Last but not least, HYPE wants to know…What’s your CRAZIEST “Where
they do that at?!” aka WTF?! moment…I
One time, my older brother invited me to go out with his friends. I told him I had a show so I couldn’t join. He said it was gonna be “a crazy fun night” so that if I was going to miss it I “better make new fans and straight up have people pissing their pants,” it was his way of saying, make it count. so I went and did my show, it was fine, I don’t know if I made new fans let alone made someone pee in their pants. BUT, that night, my older brother was in line for the bathroom at a bar. The bar was packed, the line was long, and a bunch of aggro tough dudes really had to pee. Tensions were high. And a guy on line a few people behind my brother kept staring at him. My brother could feel him burning a hole in the back of his head. And my brother is not the type to leave a mean mug unaddressed. So he was at a crossroads, he was nearly at the stall. He could get out of line to confront this guy, losing his spot and likely end the night peeing in his pants, or, totally let it go, use the bathroom and go on with his night (*the correct option). But, homie wouldn’t stop looking over at my brother. What what was gonna burst first, the pee, or his cool? You guessed it.
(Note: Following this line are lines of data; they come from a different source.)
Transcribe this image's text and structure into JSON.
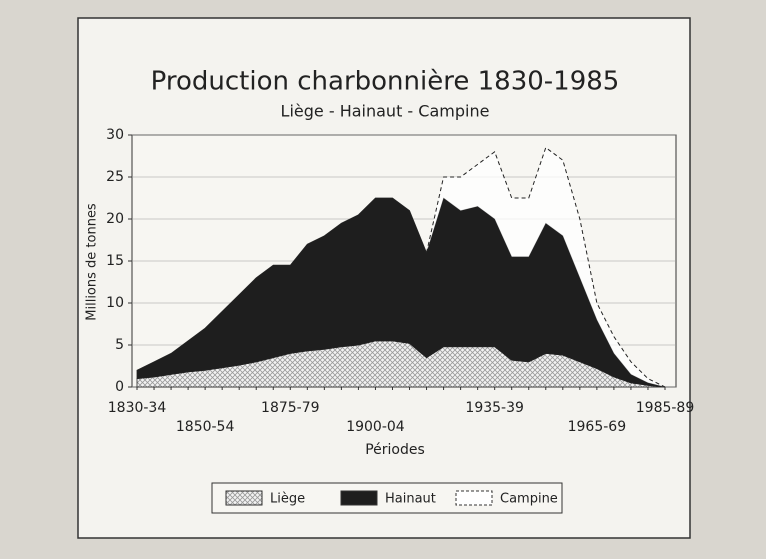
{
  "chart_data": {
    "type": "stacked-area",
    "title": "Production charbonnière 1830-1985",
    "subtitle": "Liège - Hainaut - Campine",
    "y_label": "Millions de tonnes",
    "x_label": "Périodes",
    "categories": [
      "1830-34",
      null,
      null,
      null,
      "1850-54",
      null,
      null,
      null,
      null,
      "1875-79",
      null,
      null,
      null,
      null,
      "1900-04",
      null,
      null,
      null,
      null,
      null,
      null,
      "1935-39",
      null,
      null,
      null,
      null,
      null,
      "1965-69",
      null,
      null,
      null,
      "1985-89"
    ],
    "series": [
      {
        "name": "Liège",
        "color": "#b8b8b8",
        "values": [
          1.0,
          1.2,
          1.5,
          1.8,
          2.0,
          2.3,
          2.6,
          3.0,
          3.5,
          4.0,
          4.3,
          4.5,
          4.8,
          5.0,
          5.5,
          5.5,
          5.2,
          3.5,
          4.8,
          4.8,
          4.8,
          4.8,
          3.2,
          3.0,
          4.0,
          3.8,
          3.0,
          2.2,
          1.2,
          0.5,
          0.2,
          0
        ]
      },
      {
        "name": "Hainaut",
        "color": "#1e1e1e",
        "values": [
          1.0,
          1.8,
          2.5,
          3.7,
          5.0,
          6.7,
          8.4,
          10.0,
          11.0,
          10.5,
          12.7,
          13.5,
          14.7,
          15.5,
          17.0,
          17.0,
          15.8,
          12.5,
          17.7,
          16.2,
          16.7,
          15.2,
          12.3,
          12.5,
          15.5,
          14.2,
          10.0,
          5.8,
          2.8,
          1.0,
          0.3,
          0
        ]
      },
      {
        "name": "Campine",
        "color": "#ffffff",
        "values": [
          null,
          null,
          null,
          null,
          null,
          null,
          null,
          null,
          null,
          null,
          null,
          null,
          null,
          null,
          null,
          null,
          null,
          0,
          2.5,
          4.0,
          5.0,
          8.0,
          7.0,
          7.0,
          9.0,
          9.0,
          7.0,
          2.0,
          2.0,
          1.5,
          0.5,
          0
        ]
      }
    ],
    "ylim": [
      0,
      30
    ],
    "yticks": [
      0,
      5,
      10,
      15,
      20,
      25,
      30
    ],
    "grid": true,
    "legend": "bottom"
  }
}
My brother gets out of line walks to the back of the line gets nose to nose with this guy and asks “Yo is there a reason you’re staring at me? Is there something I need to do to stop it?” The guy goes, “Yeah…. I AM SO SORRY, it’s just, are you a comedian? You look like this comedian I really like. I’m so sorry.” My brother responds, “My brothers a comedian…” The dude says, “Is he Nick Callas?” Brother says, “Yes.” Guy goes, “I’m a fan.” Brother, “…Nice.” Dude, “Ya’ll look just alike.”
My brother had to go to the back of the line after that, he would have ended up having to wait another 25 minutes to pee. He claims he just “left the bar found an alley and took a piss.” But deep down in my heart I know…. not only did I make a fan, I made my brother piss his pants.